Aquela consulta marcada há meses vai ter que esperar mais um tempo. A última reunião do dia também vai ficar pra amanhã. Ajusto os planos para não perder o sol no meu jardim ou em qualquer mesa externa de bar.
Sentir ondas de calor tocando o rosto é melhor do que muito remédio. O sol no céu afasta-me de toda a depressão dos meses de inverno. Quase bate uma vontade de abraçar todas as Marijkes e Jeroens e mostrar o céu da boca a meio mundo enquanto tomo um sorvete de iogurte e manga.
Ainda cedo, presa ao hábito detestável de olhar o celular antes de sair da cama, e desconhecendo o sol por trás das cortinas, abri o Instagram. Viajei no tempo rumo a internet do início dos anos dois mil, onde as correntes enviadas por e-mail prevaleciam.
Enxurradas de stories me contaram que algumas pessoas são obcecadas pelo arroz queimado no fundo da panela, e outras colecionam secretamente menus das barraquinhas de praia. E teve quem declarou que cheiro de terra molhada é algo muito aleatório para se amar.
Pensei no que entraria na minha seleção. A lufada de ar quente no desembarque do aeroporto de Guarulhos, enquanto me livro de camadas de casacos. O momento em que compro o primeiro pão de queijo ao desembarcar, e a moça pergunta se quero CPF na nota.

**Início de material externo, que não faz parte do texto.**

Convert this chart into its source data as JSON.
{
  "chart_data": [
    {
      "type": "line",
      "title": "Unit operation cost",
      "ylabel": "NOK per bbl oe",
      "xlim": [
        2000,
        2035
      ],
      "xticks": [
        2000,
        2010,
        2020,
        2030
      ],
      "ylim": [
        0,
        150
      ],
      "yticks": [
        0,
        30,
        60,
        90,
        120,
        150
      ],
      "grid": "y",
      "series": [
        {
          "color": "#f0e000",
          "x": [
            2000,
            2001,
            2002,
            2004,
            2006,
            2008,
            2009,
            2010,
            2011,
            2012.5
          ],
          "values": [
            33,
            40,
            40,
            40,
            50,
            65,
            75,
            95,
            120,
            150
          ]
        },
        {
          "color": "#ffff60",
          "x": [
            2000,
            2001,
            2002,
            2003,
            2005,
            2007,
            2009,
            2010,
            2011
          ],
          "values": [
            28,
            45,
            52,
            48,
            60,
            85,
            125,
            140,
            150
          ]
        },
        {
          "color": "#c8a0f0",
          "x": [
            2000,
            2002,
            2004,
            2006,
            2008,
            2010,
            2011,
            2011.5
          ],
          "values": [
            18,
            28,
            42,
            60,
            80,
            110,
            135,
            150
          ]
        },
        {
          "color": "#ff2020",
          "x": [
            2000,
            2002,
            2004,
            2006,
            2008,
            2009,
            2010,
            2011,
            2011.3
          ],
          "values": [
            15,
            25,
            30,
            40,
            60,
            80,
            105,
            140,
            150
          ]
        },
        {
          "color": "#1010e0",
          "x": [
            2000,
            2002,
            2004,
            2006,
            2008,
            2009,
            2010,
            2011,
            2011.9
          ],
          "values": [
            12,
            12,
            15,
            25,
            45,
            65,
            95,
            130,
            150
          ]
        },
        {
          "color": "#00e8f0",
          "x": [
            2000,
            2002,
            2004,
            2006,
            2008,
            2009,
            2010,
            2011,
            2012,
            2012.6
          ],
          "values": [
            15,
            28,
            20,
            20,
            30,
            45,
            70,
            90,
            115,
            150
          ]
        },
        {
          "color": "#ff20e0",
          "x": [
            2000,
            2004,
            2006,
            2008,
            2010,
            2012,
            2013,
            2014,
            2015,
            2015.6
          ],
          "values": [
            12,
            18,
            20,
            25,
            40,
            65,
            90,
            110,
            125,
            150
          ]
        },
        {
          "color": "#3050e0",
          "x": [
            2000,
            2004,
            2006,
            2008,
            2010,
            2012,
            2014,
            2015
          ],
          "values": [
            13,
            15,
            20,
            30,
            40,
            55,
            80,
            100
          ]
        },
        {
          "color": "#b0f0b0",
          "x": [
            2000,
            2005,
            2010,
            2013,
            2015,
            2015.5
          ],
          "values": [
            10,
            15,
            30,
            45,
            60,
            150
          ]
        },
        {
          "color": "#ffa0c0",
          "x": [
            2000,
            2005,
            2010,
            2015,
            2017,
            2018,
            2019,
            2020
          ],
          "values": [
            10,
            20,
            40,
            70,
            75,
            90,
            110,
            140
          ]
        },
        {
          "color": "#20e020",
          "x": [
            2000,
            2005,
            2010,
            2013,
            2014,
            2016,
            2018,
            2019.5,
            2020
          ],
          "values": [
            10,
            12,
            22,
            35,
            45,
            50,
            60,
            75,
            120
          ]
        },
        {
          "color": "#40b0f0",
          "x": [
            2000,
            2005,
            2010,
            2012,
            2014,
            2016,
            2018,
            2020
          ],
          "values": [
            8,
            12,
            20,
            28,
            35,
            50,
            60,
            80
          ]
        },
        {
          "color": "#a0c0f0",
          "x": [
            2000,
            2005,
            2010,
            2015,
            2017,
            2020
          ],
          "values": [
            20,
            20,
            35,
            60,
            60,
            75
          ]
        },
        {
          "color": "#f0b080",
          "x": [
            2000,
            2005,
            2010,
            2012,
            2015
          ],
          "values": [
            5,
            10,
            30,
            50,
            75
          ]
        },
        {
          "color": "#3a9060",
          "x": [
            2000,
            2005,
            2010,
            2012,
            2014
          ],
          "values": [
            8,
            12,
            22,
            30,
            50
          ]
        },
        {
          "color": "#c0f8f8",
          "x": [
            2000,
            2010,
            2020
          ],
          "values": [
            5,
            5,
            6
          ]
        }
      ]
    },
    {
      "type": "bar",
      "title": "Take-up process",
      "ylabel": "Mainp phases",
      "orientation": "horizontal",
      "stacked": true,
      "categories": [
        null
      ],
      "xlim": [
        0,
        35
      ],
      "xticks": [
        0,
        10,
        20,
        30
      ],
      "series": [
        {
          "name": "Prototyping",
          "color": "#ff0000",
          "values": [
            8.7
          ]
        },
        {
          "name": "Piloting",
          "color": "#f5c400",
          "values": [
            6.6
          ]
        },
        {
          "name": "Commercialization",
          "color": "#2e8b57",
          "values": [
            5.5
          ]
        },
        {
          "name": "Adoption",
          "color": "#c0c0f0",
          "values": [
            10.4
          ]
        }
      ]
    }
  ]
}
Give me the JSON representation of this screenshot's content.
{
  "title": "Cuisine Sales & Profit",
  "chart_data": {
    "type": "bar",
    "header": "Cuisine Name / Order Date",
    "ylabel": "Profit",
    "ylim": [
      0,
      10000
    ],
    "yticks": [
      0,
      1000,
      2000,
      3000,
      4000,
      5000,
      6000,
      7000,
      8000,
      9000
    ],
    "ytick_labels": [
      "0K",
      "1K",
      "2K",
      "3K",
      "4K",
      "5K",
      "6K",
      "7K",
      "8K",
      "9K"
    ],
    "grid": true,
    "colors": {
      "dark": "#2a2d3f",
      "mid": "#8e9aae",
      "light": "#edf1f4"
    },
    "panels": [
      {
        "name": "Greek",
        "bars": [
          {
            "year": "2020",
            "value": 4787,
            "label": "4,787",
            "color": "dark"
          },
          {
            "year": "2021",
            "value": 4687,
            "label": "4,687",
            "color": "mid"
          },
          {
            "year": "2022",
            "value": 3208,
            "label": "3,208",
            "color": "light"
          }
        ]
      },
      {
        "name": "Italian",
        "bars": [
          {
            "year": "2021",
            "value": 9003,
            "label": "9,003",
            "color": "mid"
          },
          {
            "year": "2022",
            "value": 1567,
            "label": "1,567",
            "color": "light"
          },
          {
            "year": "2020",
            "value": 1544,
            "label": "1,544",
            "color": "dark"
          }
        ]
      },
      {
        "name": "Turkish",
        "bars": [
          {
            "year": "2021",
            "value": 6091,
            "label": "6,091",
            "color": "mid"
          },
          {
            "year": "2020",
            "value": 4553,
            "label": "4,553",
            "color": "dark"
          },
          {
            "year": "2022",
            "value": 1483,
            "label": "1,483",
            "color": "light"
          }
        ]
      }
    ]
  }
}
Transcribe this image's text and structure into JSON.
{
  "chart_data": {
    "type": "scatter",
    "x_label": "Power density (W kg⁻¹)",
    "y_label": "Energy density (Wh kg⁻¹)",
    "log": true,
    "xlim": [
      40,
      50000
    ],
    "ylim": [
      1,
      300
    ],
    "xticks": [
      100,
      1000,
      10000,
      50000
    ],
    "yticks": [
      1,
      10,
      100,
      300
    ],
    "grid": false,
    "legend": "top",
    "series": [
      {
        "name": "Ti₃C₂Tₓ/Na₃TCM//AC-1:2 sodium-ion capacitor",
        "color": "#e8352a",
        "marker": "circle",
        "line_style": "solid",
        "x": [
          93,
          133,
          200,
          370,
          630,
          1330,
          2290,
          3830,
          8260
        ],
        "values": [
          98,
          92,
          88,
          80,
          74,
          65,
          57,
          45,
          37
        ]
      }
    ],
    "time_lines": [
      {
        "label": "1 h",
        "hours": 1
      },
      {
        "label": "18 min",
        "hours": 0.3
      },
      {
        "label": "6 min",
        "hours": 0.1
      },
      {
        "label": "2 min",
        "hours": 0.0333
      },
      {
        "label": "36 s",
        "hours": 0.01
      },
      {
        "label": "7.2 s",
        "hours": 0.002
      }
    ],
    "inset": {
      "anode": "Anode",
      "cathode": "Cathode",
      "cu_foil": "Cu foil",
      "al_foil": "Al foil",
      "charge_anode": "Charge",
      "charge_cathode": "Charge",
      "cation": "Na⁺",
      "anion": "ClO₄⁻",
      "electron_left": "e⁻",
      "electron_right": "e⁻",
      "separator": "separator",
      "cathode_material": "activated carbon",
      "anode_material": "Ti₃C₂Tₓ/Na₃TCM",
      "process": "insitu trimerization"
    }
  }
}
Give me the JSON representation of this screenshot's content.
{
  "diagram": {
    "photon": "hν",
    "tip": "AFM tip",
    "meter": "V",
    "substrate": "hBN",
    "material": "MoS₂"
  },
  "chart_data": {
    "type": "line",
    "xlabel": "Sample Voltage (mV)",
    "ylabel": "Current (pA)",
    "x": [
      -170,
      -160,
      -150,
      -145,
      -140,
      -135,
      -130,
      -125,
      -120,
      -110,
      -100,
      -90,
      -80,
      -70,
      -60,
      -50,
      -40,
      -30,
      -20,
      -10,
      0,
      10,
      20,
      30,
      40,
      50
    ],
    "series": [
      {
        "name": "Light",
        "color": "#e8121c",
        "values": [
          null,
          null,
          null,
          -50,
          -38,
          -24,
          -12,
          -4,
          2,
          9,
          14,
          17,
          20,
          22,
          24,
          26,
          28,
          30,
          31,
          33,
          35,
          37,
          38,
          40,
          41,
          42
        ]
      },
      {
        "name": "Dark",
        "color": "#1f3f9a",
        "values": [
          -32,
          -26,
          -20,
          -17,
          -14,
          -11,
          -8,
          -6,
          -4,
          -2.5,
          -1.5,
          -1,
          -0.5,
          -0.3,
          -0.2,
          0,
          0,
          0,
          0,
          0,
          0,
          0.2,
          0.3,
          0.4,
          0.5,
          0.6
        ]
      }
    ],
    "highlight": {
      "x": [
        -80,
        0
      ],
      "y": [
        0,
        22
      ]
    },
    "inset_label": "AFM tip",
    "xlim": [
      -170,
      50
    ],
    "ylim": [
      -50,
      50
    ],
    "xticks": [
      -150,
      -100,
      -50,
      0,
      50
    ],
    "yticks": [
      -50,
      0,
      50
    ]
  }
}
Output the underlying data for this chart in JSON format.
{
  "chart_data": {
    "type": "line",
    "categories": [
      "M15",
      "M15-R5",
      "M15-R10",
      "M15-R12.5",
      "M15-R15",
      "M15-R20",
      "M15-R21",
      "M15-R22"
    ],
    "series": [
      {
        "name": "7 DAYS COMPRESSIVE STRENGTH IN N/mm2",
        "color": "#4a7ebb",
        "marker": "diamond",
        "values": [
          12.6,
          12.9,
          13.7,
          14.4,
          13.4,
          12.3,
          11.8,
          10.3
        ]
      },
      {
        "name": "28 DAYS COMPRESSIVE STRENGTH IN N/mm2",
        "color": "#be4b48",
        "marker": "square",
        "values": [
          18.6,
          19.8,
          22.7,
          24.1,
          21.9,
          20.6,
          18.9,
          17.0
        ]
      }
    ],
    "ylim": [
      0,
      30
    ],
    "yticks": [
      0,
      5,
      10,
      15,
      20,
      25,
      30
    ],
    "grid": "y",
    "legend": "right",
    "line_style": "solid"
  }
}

É primavera no hemisfério norte, e as águas do Mar do Norte seguem congelantes, a despeito do sol. Mesmo frias, faço questão de molhar os pés enquanto caminho à beira desse mar buscando canto para me sentar e dar cabo ao texto. Sensação tão agradável quanto topar com um riacho para pegar água no meio da trilha nas montanhas. Ou pisar na grama fresca, desviando das margaridas que só nascem no meio dela nesta época do ano.
Outro item essencial à lista é o cheiro de alho refogado. Alerta de comida sendo preparada e lembrança deliciosa da carne de panela com mandioca da minha mãe. O que dizer então da fumacinha saindo do prato antes da primeira garfada?
A Holanda me reduziu a sensibilidade, aqui as pessoas não se encostam nem para se cumprimentar. Vai ver por isso o sinônimo de perfeição esteja nos abraços apertados, sobretudo após meses de distâncias, ou ao fim de dias arrastados que criam bolhas nos pés.
O céu aos poucos ganha tons de laranja, enquanto o amargo gosto da segunda-feira espreita à esquina. Suspirando longamente, bem penso no quanto queria me demorar mais um pouquinho em todas essas coisas boas.
Continuaria a listar outras amenidades até o infinito, como iniciar leitura nova, deitar na cama com lençóis recém trocados e encontrar uma ilustração ou arte arrebatadora no meio de uma feirinha de domingo da Lange Voorhout.
Mas amanhã é dia útil, e no primeiro de maio holandês o proletariado comemora trabalhando. Falta espaço para sonhar e desfrutar da felicidade solar sobre tela.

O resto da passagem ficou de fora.